(dzień obrazy)

Dzień w którym obraziła się na samą siebie. Tak, to na pewno ten, a nie żaden inny, stał się, niemal samoczynnie, jednym z ciekawszych, a w każdym razie bardziej refleksyjnych, dni jej życia.

Głównie zresztą dlatego, że musiała (nieważne czy tylko sama przed sobą, czy w jakiejkolwiek, mniej lub bardziej publicznej sytuacji) wymienić przyczyny zaistniałego stanu rzeczy. A były nimi, wymieszane w przypadkowej kolejności uświadamiania (sobie?) następujące okoliczności:



1. Na coś pozwoliła.
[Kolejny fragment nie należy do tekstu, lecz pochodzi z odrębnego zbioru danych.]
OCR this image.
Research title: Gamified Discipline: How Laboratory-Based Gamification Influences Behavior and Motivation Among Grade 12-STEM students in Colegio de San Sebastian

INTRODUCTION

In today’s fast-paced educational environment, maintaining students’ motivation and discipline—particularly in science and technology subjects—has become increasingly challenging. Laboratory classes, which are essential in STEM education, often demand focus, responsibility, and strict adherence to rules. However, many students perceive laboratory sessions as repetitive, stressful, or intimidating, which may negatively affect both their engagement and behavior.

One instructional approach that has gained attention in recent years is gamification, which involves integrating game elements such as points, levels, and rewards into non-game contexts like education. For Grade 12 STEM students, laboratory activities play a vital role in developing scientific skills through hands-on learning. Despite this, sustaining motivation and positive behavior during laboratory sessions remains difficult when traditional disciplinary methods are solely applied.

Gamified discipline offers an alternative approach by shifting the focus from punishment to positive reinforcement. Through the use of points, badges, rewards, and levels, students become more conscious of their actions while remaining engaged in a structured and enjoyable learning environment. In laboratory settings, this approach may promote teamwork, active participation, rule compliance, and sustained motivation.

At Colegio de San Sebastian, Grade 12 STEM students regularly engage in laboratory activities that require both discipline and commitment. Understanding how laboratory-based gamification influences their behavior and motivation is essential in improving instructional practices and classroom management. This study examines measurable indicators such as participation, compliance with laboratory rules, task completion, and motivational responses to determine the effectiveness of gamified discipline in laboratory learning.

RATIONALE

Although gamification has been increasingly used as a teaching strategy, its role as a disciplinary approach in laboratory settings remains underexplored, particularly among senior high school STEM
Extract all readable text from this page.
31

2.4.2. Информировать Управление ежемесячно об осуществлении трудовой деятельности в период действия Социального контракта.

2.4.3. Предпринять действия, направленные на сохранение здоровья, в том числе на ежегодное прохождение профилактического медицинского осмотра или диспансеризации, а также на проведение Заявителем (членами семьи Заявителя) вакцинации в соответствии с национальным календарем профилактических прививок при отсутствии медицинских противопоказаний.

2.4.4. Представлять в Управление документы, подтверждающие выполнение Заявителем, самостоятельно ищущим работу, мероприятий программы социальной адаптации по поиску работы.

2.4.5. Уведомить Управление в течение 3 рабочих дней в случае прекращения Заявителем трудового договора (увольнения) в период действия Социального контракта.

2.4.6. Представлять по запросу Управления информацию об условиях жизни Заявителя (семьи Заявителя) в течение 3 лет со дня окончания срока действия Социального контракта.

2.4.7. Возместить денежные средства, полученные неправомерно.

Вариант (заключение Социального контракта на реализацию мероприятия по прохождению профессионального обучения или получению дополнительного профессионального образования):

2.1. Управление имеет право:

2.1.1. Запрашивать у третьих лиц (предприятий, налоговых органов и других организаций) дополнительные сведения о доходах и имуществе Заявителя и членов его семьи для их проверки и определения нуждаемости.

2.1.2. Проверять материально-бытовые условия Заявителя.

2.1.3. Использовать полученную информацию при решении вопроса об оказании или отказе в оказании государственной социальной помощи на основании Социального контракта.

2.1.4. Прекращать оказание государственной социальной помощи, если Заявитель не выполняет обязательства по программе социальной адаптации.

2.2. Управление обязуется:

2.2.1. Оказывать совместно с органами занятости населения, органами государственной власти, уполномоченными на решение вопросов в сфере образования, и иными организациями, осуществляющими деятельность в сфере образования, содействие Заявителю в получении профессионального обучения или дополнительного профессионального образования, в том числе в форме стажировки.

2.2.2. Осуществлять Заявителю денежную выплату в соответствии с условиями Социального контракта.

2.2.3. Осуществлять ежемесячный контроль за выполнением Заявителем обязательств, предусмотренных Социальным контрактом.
Za szybko, głupio, wielkodusznie. Sobie i innym.

2. Czegoś zaniechała. Dla wygody, albo ze strachu.

3. Do innych rzeczy lub zdarzeń dopuściła. Asekuracyjnie. Z lenistwa też mogło być. Bądź, co znacznie gorsza z obojętności.

4. Postanowiła coś ważnego zrobić, lub nie robić. A obie postawy okazały się pociągać za sobą równie niepożądane rezultaty.

5.Zasiała niepokój. Jak fasolkę. Za poletko posłużyła dusza. Najpierw jej własna. Później kilka sąsiednich.

6. Zebrała burzę po posianym wietrze. A może wiatr przed burzą. To teraz już bez znaczenia. Grunt, że i jedno, i drugie było zbędnie. Tak w ogóle. A dla niej samej zdecydowanie najbardziej.

7. Zakochała się przypadkiem. Wiedząc doskonale, że takich kwestii przypadkom pozostawiać nie należy.

8. Zawiesiła kilka dawniej niezłomnych zasad. Jak pranie na sznurkach

9. Przy okazji złamała paznokieć i kilka przyrzeczeń. Przekraczając granicę. Nie państwową bynajmniej.

10. Często (chyba za) dawała: słowa, powody i asumpty do...



Na ten czwartek powyższy katalog, a dokładniej to nawet dekalog, przyczyn przyczyn zupełnie wystarczy do tego, aby się najpierw na siebie poważnie rozgniewać. I – o czym wzmiankowano już wcześniej – obrazić. W imię logiki i konsekwencji poniekąd. Przyznać nadto trzeba, że nie bez znaczenia było także i to, że uprzednio poobrażali się na nią inni. Przeważnie o jakieś detale. Nazywali je, bardzo uczenie imponderabiliami. Na dokładkę jedni obrażali się coś. Zaraz potem drudzy o tegoż przeciwieństwo. Trzeci w kolejności zwykle o pochodną tamtych dwóch zdarzeń.



Tu niby oczywisty konkret. A wszystko po to, żeby nie wchodzić już w problemy o większym, PODOBNO, ciężarze gatunkowym. Przypomniała sobie, iż taki na przykład Waldek pogniewał się na nią o sypianie. Tak, tak... naturalnie, że z nim. Twierdził mianowicie, że robi to zbyt rzadko i jakoś tak niedbale. By nie użyć określenia chaotycznie.



Znowu Janusz, indagowany przez kolegów w tej samej sprawie, stawiał zarzut nadmiernej częstotliwości i systematyczności. Za to Zdzich sygnalizował niezadowolenie brakiem jakiegokolwiek erotycznego zainteresowania z jej strony. Jeśli przyjąć, a nie ma powodu, by od takiego przyjmowania odstąpić, że wymienione przypadki z facetami były przecież ledwie drobną cząstką zdecydowanie bardziej złożonej całości zaistniałych w jej biografii układów interpersonalnych... Znaczy, jak to mówią potocznie, wierzchołkiem jakiejś tam góry. Lodowej, albo jakoś tak podobnie, to...



No jasne! Śmiertelna obraza na siebie jako taką stanowiła jedyne honorowe wyjście. Bo skoro sama jest na siebie zagniewana. To najsensowniejszym, przez co rozumie się podporządkowanym logice, rozwiązaniem, wydaje się TOTALNE ODOBRAŻENIE (ewentualnie SIĘ) na nią tych wszystkich, którzy ostentacyjnie zerwali z nią stosunki, towarzyskie również. Jeśli natomiast nie zechcą, to proponuje się im pocałowanie jej w dupę. Opcjonalne, ma się rozumieć.



Na koniec postawiła tezę, że owo obrażenie się na siebie było jedynym wyjściem. Bo jak tu żyć w zgodzie z takim człowiekiem? Jak zaakceptować siebie, kogoś takiego,co go nazywają, dla zabawy chyba naprzemiennie, konformistą i, nie tylko moralną, kurwą? Tymczasem odpowiedź była prosta. I brzmiała STANOWCZO i DO SKUTKU.